Ranade observed that she had no mechanism for course correction when she rehearsed by herself and concluded that her student needed an application that can guide her path and improve her notes. Since there were no such accurate vocal timers available on the App Store at the time, Ranade decided to build one. And that’s how the seed for NaadSadhna was sowed. Ranade told in an interview about this student of his. “Couple of months later, she started using the app, and her score went from a very poor score to a consistent 80% in two weeks, because the app literally rewired her brain. From there, I started working on other problems of accompaniment, perfecting notes and tempo, studio-quality recording, etc.” Ranade has plans for the future. He wants to add as many instruments in NaadSadhna as possible, such as styles, intelligence, ragas, taals, genres, as well as capacities to the app to offer a much better user experience.
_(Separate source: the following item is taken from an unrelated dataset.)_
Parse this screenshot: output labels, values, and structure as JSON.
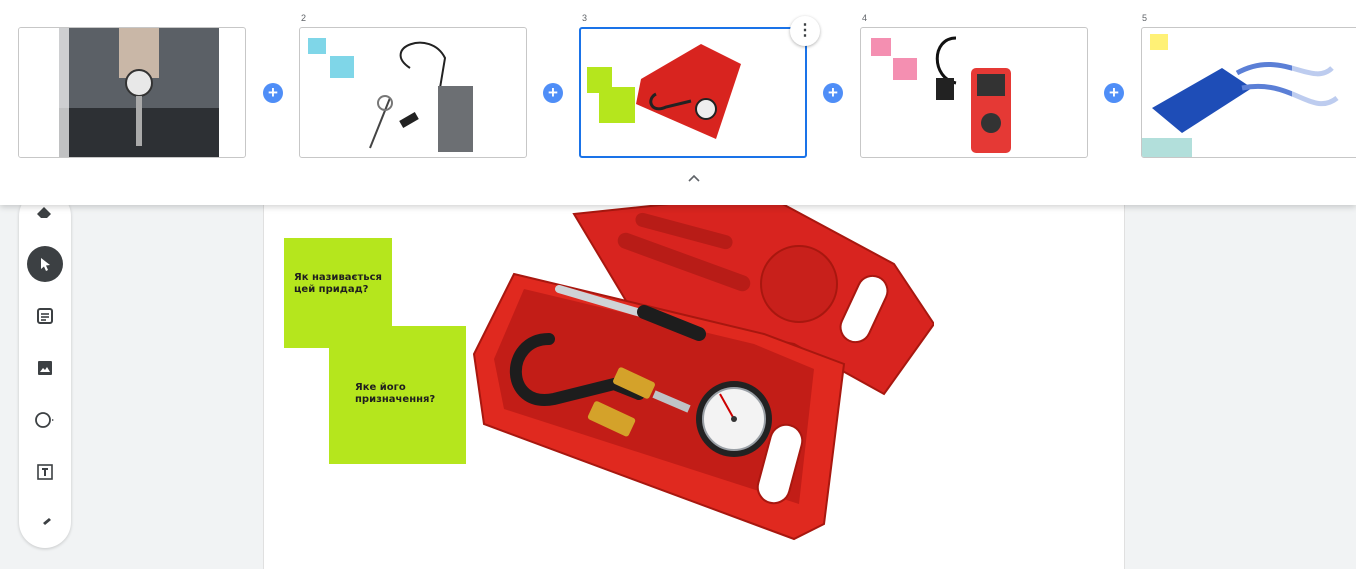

“It’s really an infinite amount of work left to be done,” he added. Ranade told the paparazzi that the move of Apple cutting the App store fee to half has helped a majority of developers like him to focus just on developing apps solely. “The entire ecosystem, developer tools, payments processing, app distribution, and much more is seamlessly and painlessly taken care of, meaning I can spend most of my time focusing on my work.” Some of the other categories of Apple Awards for this year included delight and fun, visual and graphics, interaction, inclusivity, and more importantly social impact. “Winners in this category provide a state-of-the-art experience through a novel use of Apple technologies that set them apart in their genre,” Apple responded.